Throughout much of the 1960s, Lafont struggled to gain popular
acceptance and ended up lending her talents to such lowbrow fare as
Les Bons vivants (1965) and
Un idiot à Paris (1967),
although she did occasionally surface in some important auteur pieces,
most notably Philippe Garrel's
Le
Révélateur (1968). Her leading role as the
fully liberated Marie in Nelly Kaplan's
La Fiancée du pirate
(1969) marked a turning point, allowing her to steal the admiration of
the cinema-going public and thereby begin to establish herself as one
of France's most respected actresses. After appearing in Jacques
Rivette's boldly experimental
Out 1 (1971), Lafont bolstered
her popularity in one of her best-known
enfant sauvage roles, that of the
seductive murderess in
Une belle fille comme moi
(1972), her second collaboration with François Truffaut.
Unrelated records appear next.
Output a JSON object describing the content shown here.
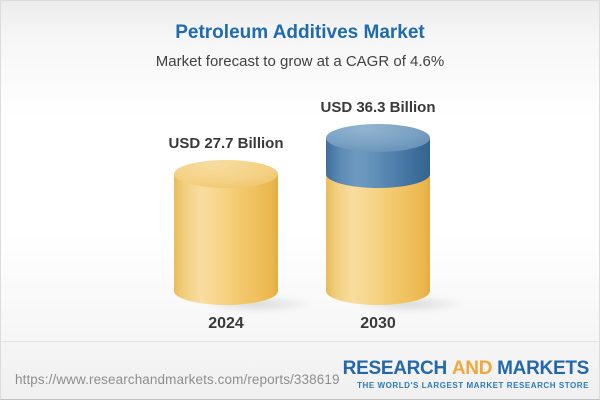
{
  "header": {
    "title": "Petroleum Additives Market",
    "subtitle": "Market forecast to grow at a CAGR of 4.6%"
  },
  "chart_data": {
    "type": "bar",
    "variant": "3d-cylinder",
    "title": "Petroleum Additives Market",
    "subtitle": "Market forecast to grow at a CAGR of 4.6%",
    "unit": "USD Billion",
    "cagr_percent": 4.6,
    "categories": [
      "2024",
      "2030"
    ],
    "totals": [
      27.7,
      36.3
    ],
    "value_labels": [
      "USD 27.7 Billion",
      "USD 36.3 Billion"
    ],
    "series": [
      {
        "name": "base",
        "values": [
          27.7,
          27.7
        ],
        "color": "#F2C767"
      },
      {
        "name": "growth",
        "values": [
          0,
          8.6
        ],
        "color": "#4E80AC"
      }
    ],
    "legend": "none",
    "gridlines": false,
    "axes_shown": false
  },
  "footer": {
    "url": "https://www.researchandmarkets.com/reports/338619",
    "logo": {
      "word1": "RESEARCH",
      "word2": "AND",
      "word3": "MARKETS",
      "tagline": "THE WORLD'S LARGEST MARKET RESEARCH STORE",
      "blue": "#2368A9",
      "orange": "#F0A73C"
    }
  }
}
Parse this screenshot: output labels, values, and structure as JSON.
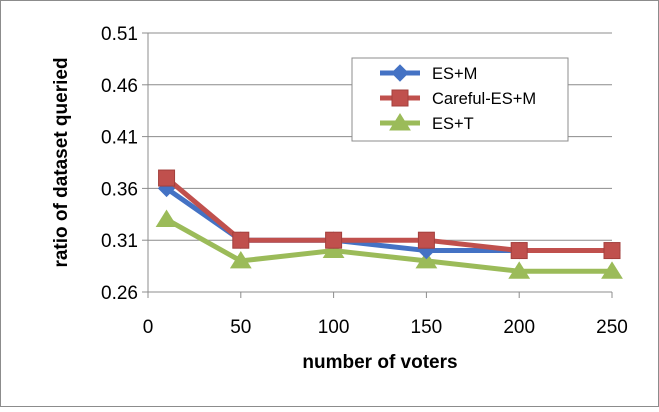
{
  "chart_data": {
    "type": "line",
    "title": "",
    "xlabel": "number of voters",
    "ylabel": "ratio of dataset queried",
    "xlim": [
      0,
      250
    ],
    "ylim": [
      0.26,
      0.51
    ],
    "x_ticks": [
      "0",
      "50",
      "100",
      "150",
      "200",
      "250"
    ],
    "y_ticks": [
      "0.51",
      "0.46",
      "0.41",
      "0.36",
      "0.31",
      "0.26"
    ],
    "grid": "horizontal",
    "legend_position": "top-right",
    "x": [
      10,
      50,
      100,
      150,
      200,
      250
    ],
    "series": [
      {
        "name": "ES+M",
        "color": "#4472c4",
        "marker": "diamond",
        "values": [
          0.36,
          0.31,
          0.31,
          0.3,
          0.3,
          0.3
        ]
      },
      {
        "name": "Careful-ES+M",
        "color": "#c0504d",
        "marker": "square",
        "values": [
          0.37,
          0.31,
          0.31,
          0.31,
          0.3,
          0.3
        ]
      },
      {
        "name": "ES+T",
        "color": "#9bbb59",
        "marker": "triangle",
        "values": [
          0.33,
          0.29,
          0.3,
          0.29,
          0.28,
          0.28
        ]
      }
    ]
  }
}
This was followed by Jean Eustache's
La Maman et la putain (1973),
in which she starred alongside another leading light of the French New
Wave, Jean-Pierre Léaud, giving what is widely regarded as one
of her finest dramatic performances.
Too unconventional ever to be considered a star, with the passing of
the French New Wave Lafont was relegated to supporting roles for much
of the remainder of her career. Willing to work for inexperienced
filmmakers as well as old hands, she appeared in an eclectic mix of
films, ranging from mainstream comedies such as
La Gueule de l'autre (1979) to
thoughtful dramas like
La Tortue sur
le dos (1978). The habitually subversive filmmaker
Jean-Pierre Mocky saw in her a kindred spirit and cast her in three of
his films:
Le Pactole (1985),
Les Saisons du plaisir (1988)
and
Ville à vendre
(1992). In 1985, she took the role that won her the Best
Supporting Actress César of 1986, as housemaid and confidante to
13-year-old Charlotte Gainsbourg in Claude Miller's
L'Effrontée
(1985).
Just as her career was on the up, Lafont suffered a terrible personal
loss: her daughter Pauline died in a climbing accident in
1988. By keeping busy with her stage and film work, Lafont
overcame this tragedy and flourished as an actress, taking on an
increasing variety of roles. Some of her best work on screen was
with emerging new directors, including Marion Vernoux (
Personne ne m'aime, 1994),
Raoul Ruiz (
Généalogies d'un crime,
1997) and Pascal Bonitzer (
Rien sur Robert,
1999). In 1996, she co-directed a short film
entitled
Pourquoi partir?
(1996) with Bastien Duval.
Throughout the first decade of the third millennium,
now into her sixties, Bernadette Lafont
was highly sought after and continued to give of her best, be it in
modest auteur films such as Patricia Plattner's
Les Petites couleurs (2002) or
mainstream comedies like Eric Lartigau's
Prête-moi ta main
(2006). In 2003, she was awarded an Honorary César for her
life's work and in 2010 she was made an officer of the Legion of
Honour. 56 years after she made her film debut, Lafont went out
on a high, attracting an audience of over one million in France with
her portrayal of a septuagenarian drugs dealer in the quirky social
comedy
Paulette (2013). Her last
film - Sylvain Chomet's
Attila Marcel
- is due to be released in November 2013. Having a suffered a
series of heart attacks, Bernadette Lafont died on 25th July 2013, aged
74, and was interred in the family vault at
Saint-André-de-Valborgne. Not just a great actress, but
also an engaging, generous and authentic performer, Bernadette Lafont
imparted a large part of herself in the art that was so much a part of
her life, and French cinema is all the richer for that.